Hidden in Plain Sight (Piilottajan päiväkirja)
- First edition
- Author: Juha Suoranta
- Language: English
- Genre: Nonfiction
- Publisher: Into
- Publication date: 2010
- Publication place: Finland
- Media type: Print (Paperback)
- Pages: 142 p.
- ISBN: 978-952-01-0438-2

= Hidden in Plain Sight =

2010 non-fiction book by Juha Suoranta

Hidden in Plain Sight (Piilottajan päiväkirja) is a non-fiction book by Juha Suoranta. The book—based on the author's journal—is about his attempt to help a minor asylum seeker in Finland. In Finland, the book attracted publicity in newspapers, magazines, and blogosphere.

== Description ==
Hidden in Plain Sight is a non-fiction book by Juha Suoranta. The book is based on the author's journal during an effort to assist Ashraf Sahil—a minor asylum seeker in Finland—and to help him avoid deportation to inhuman conditions.

== Plot ==
Sahil, who as a young child had fled with his family from Afghanistan to Pakistan in the 1990, was first sent to Iran from where he was carried to Greece through Turkey by human smugglers. From there he traveled across Europe to Finland in summer 2008. The Finnish Immigration officials did not grant him a due asylum process but instead imposed a deportation when the author received an e-mail request for help from his sociologist friend in Minneapolis.
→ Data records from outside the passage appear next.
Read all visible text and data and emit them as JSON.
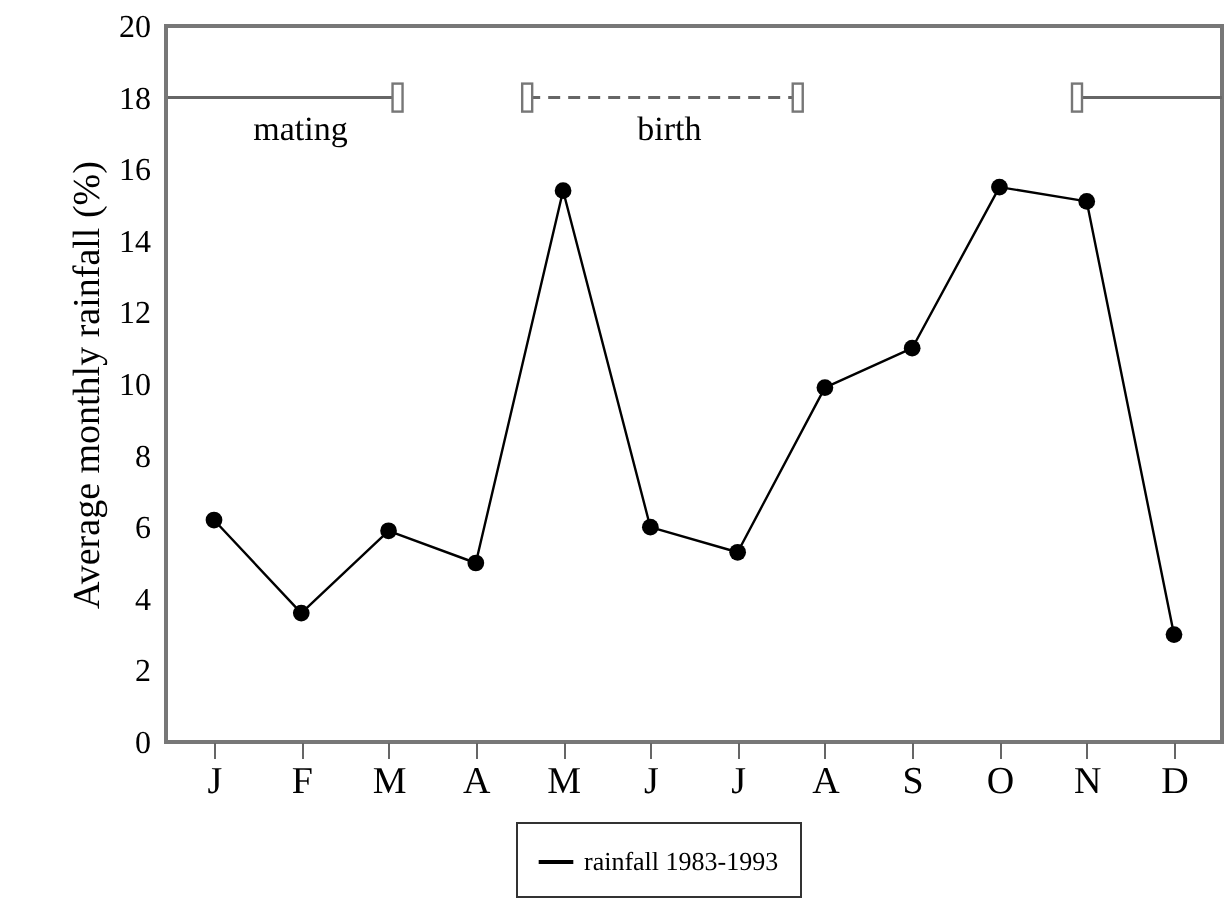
{
  "chart_data": {
    "type": "line",
    "ylabel": "Average monthly rainfall (%)",
    "categories": [
      "J",
      "F",
      "M",
      "A",
      "M",
      "J",
      "J",
      "A",
      "S",
      "O",
      "N",
      "D"
    ],
    "series": [
      {
        "name": "rainfall 1983-1993",
        "color": "#000000",
        "values": [
          6.2,
          3.6,
          5.9,
          5.0,
          15.4,
          6.0,
          5.3,
          9.9,
          11.0,
          15.5,
          15.1,
          3.0
        ]
      }
    ],
    "ylim": [
      0,
      20
    ],
    "yticks": [
      0,
      2,
      4,
      6,
      8,
      10,
      12,
      14,
      16,
      18,
      20
    ],
    "marker": "circle",
    "line_style": "solid",
    "legend": "bottom",
    "grid": false,
    "annotations": [
      "mating",
      "birth"
    ]
  }
}
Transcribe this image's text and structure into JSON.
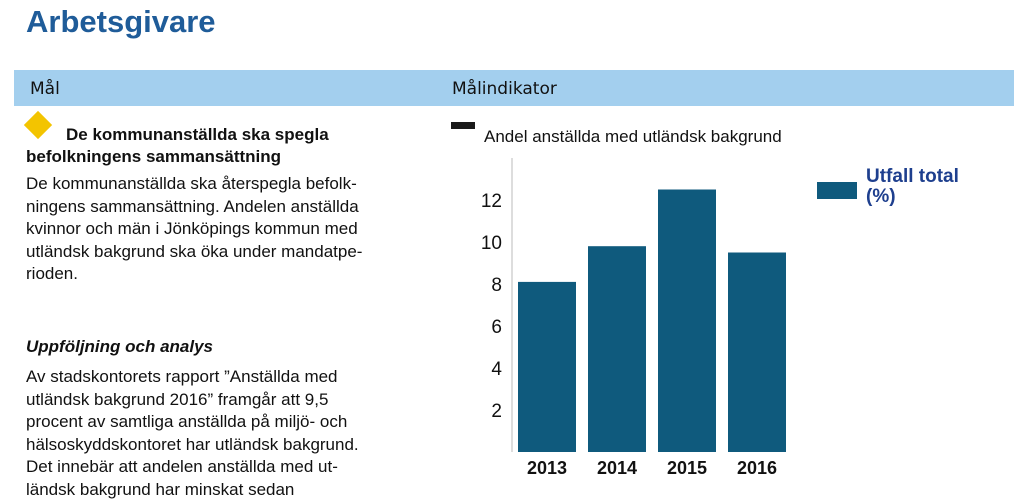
{
  "page": {
    "title": "Arbetsgivare"
  },
  "header": {
    "col1": "Mål",
    "col2": "Målindikator"
  },
  "goal": {
    "heading": "De kommunanställda ska spegla befolkningens sammansättning",
    "body_lines": [
      "De kommunanställda ska återspegla befolk-",
      "ningens sammansättning. Andelen anställda",
      "kvinnor och män i Jönköpings kommun med",
      "utländsk bakgrund ska öka under mandatpe-",
      "rioden."
    ]
  },
  "analysis": {
    "title": "Uppföljning och analys",
    "body_lines": [
      "Av stadskontorets rapport ”Anställda med",
      "utländsk bakgrund 2016” framgår att 9,5",
      "procent av samtliga anställda på miljö- och",
      "hälsoskyddskontoret har utländsk bakgrund.",
      "Det innebär att andelen anställda med ut-",
      "ländsk bakgrund har minskat sedan"
    ]
  },
  "indicator": {
    "title": "Andel anställda med utländsk bakgrund"
  },
  "colors": {
    "title": "#1f5c99",
    "header": "#a3cfee",
    "bar": "#0f5a7d",
    "diamond": "#f3c400",
    "legend_text": "#1e3f8e"
  },
  "chart_data": {
    "type": "bar",
    "title": "Andel anställda med utländsk bakgrund",
    "categories": [
      "2013",
      "2014",
      "2015",
      "2016"
    ],
    "series": [
      {
        "name": "Utfall total (%)",
        "values": [
          8.1,
          9.8,
          12.5,
          9.5
        ]
      }
    ],
    "yticks": [
      "2",
      "4",
      "6",
      "8",
      "10",
      "12"
    ],
    "ylim": [
      0,
      14
    ],
    "legend": {
      "label_line1": "Utfall total",
      "label_line2": "(%)",
      "position": "top-right"
    },
    "grid": false
  }
}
Suoranta states that he could not tolerate a situation "where a young person was about to be sent into an uncertain, perhaps life-threatening, situation. If it was in my power to do something, I had to do something.... Although I did not know what asylum, deportation, irregular immigration, or the Dublin agreement meant, it was necessary to try to do something, search for help, at least. When I found out that there was no organisation, including the church, which could help, I realised that I had a duty." Thus he hid the youngster to his late grandfather's apartment.

The book has three storylines or intertwined layers. In one level it describes in a form of a journal the actual incidents in chronological order, a 5-month period from March to August 2009. In other level it ponders the author's inner feelings and anxieties in a difficult and unprecedented circumstances. And yet in another level the text contains ethical and moral reflections pertaining universal questions of helping another human beings referring, among others, to sociologist Zygmunt Bauman and philosopher Peter Singer, especially his Practical Ethics and The Life You Can Save.

Suoranta's ethics in helping and hiding a stranger is as follows: "Suffering and death because of the lack of basic needs or protection are unnecessary. And if they can be prevented without notable sacrifices, compared to suffering and death, it is wrong not to help."

== Reception ==
In Finland, the book attracted publicity in newspapers, magazines and blogosphere as stories and book reviews; e.g. Helsingin Sanomat, the largest subscription newspaper in Finland, published a story in its Sunday pages titled "Good Tamperenian" in the eve of the book's publication.